Sobre o som, a agremiação defende que a suposta falha técnica teria atrapalhado o canto do intérprete e dos componentes, o que teria ocasionado a perda de pontos nos quesitos.
Outras escolas, como a Acadêmicos do Grande Rio, segunda colocada, também entraram com recurso para reavaliação de nota, mas apenas o da Padre Miguel foi aceito.
A Liesa afirma que o recurso será votado pelas escolas que compõem o Grupo Especial. A permanência ou rebaixamento da escola vai depender da maioria formada na sessão.
Segundo dirigentes da liga, a previsão é de que a plenária aconteça no próximo dia 20. A data, contudo, não está confirmada.
No sábado das campeãs, o presidente da Liesa, Gabriel David, tratou o caso da julgadora como “racismo religioso”.
Em relação ao som, um diretor da Liesa, sob reserva, afirma que falhas técnicas são passíveis de acontecer. O regulamento do Carnaval 2025 indica que “caso ocorra falta, parcial ou total, de energia elétrica ou de som na pista, a escola de samba deverá continuar o seu desfile sem interrupção”.
“Nenhuma outra escola enfrentou um problema dessa magnitude”, afirma Lara Mara, diretora de Carnaval da Unidos de Padre Miguel. “Respeitamos o julgamento, mas entendemos que a apuração deste ano trouxe pontos que exigem análise para garantir mais equilíbrio e coerência na avaliação”.
As pressões públicas pela permanência da escola aumentaram após a divulgação da justificativa da julgadora Ana Paula Fernandes para a nota 9,9 dada em samba-enredo.
No mapa de notas, divulgado horas após a apuração, Fernandes afirmou que o samba da escola, sobre a fundação do primeiro terreiro de candomblé do Brasil, a Casa Branca do Engenho Velho, tinha “trechos de difícil entendimento devido ao excesso de termos em iorubá (muitas estrofes)”.
Ana Paula Fernandes foi a mesma julgadora que esqueceu de dar notas para três escolas de samba na terceira noite de desfiles. Deu apenas nota para a Grande Rio. Ela é graduada em artes cênicas, doutora em ciências sociais e estuda o patrimônio cultural afro-brasileiro e sua politização.

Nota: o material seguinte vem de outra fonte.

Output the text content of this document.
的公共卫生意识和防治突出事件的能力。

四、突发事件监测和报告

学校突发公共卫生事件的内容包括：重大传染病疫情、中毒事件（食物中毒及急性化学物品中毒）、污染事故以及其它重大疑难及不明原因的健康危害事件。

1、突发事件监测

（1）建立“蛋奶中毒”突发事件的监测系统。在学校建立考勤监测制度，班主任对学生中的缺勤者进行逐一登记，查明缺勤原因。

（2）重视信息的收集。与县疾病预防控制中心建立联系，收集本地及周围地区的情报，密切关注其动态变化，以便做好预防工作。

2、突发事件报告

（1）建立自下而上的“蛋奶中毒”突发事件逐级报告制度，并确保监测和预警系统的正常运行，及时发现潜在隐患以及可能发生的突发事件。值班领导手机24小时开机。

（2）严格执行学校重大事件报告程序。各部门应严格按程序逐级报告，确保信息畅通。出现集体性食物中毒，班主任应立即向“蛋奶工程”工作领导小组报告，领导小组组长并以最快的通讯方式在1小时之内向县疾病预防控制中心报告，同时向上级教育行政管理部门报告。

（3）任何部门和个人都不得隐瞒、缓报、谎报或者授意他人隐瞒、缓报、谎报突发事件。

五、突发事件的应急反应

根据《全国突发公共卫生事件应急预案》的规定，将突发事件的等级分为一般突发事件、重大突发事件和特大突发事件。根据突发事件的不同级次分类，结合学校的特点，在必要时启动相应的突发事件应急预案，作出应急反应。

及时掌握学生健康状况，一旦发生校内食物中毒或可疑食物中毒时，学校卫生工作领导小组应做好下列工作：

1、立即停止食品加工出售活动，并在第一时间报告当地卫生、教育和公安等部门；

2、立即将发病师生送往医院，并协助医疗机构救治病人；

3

A reportagem não conseguiu localizar a julgadora.
A justificativa foi vista pela escola como intolerância religiosa e a indignação furou a bolha das escolas de samba. A pressão pública envolveu políticos como as ministras Margareth Menezes (Cultura) e Anielle Franco (Igualdade Racial) —que desfilou pela Unidos de Padre Miguel.
“Isso não é só um erro de julgamento, é um desrespeito à nossa ancestralidade”, escreveu Margareth Menezes em sua conta no X.
“Mais do que revisão de notas, buscamos justiça e critérios claros na avaliação. O próprio presidente da Liesa reconheceu que a UPM [Unidos de Padre Miguel} foi prejudicada, reforçando a necessidade de um debate sobre os critérios e qualificação dos jurados”, afirma Lara Mara, que recebeu apoio de outras escolas, como Grande Rio e Imperatriz Leopoldinense —ela desfilou à frente das duas agremiações no sábado das Campeãs.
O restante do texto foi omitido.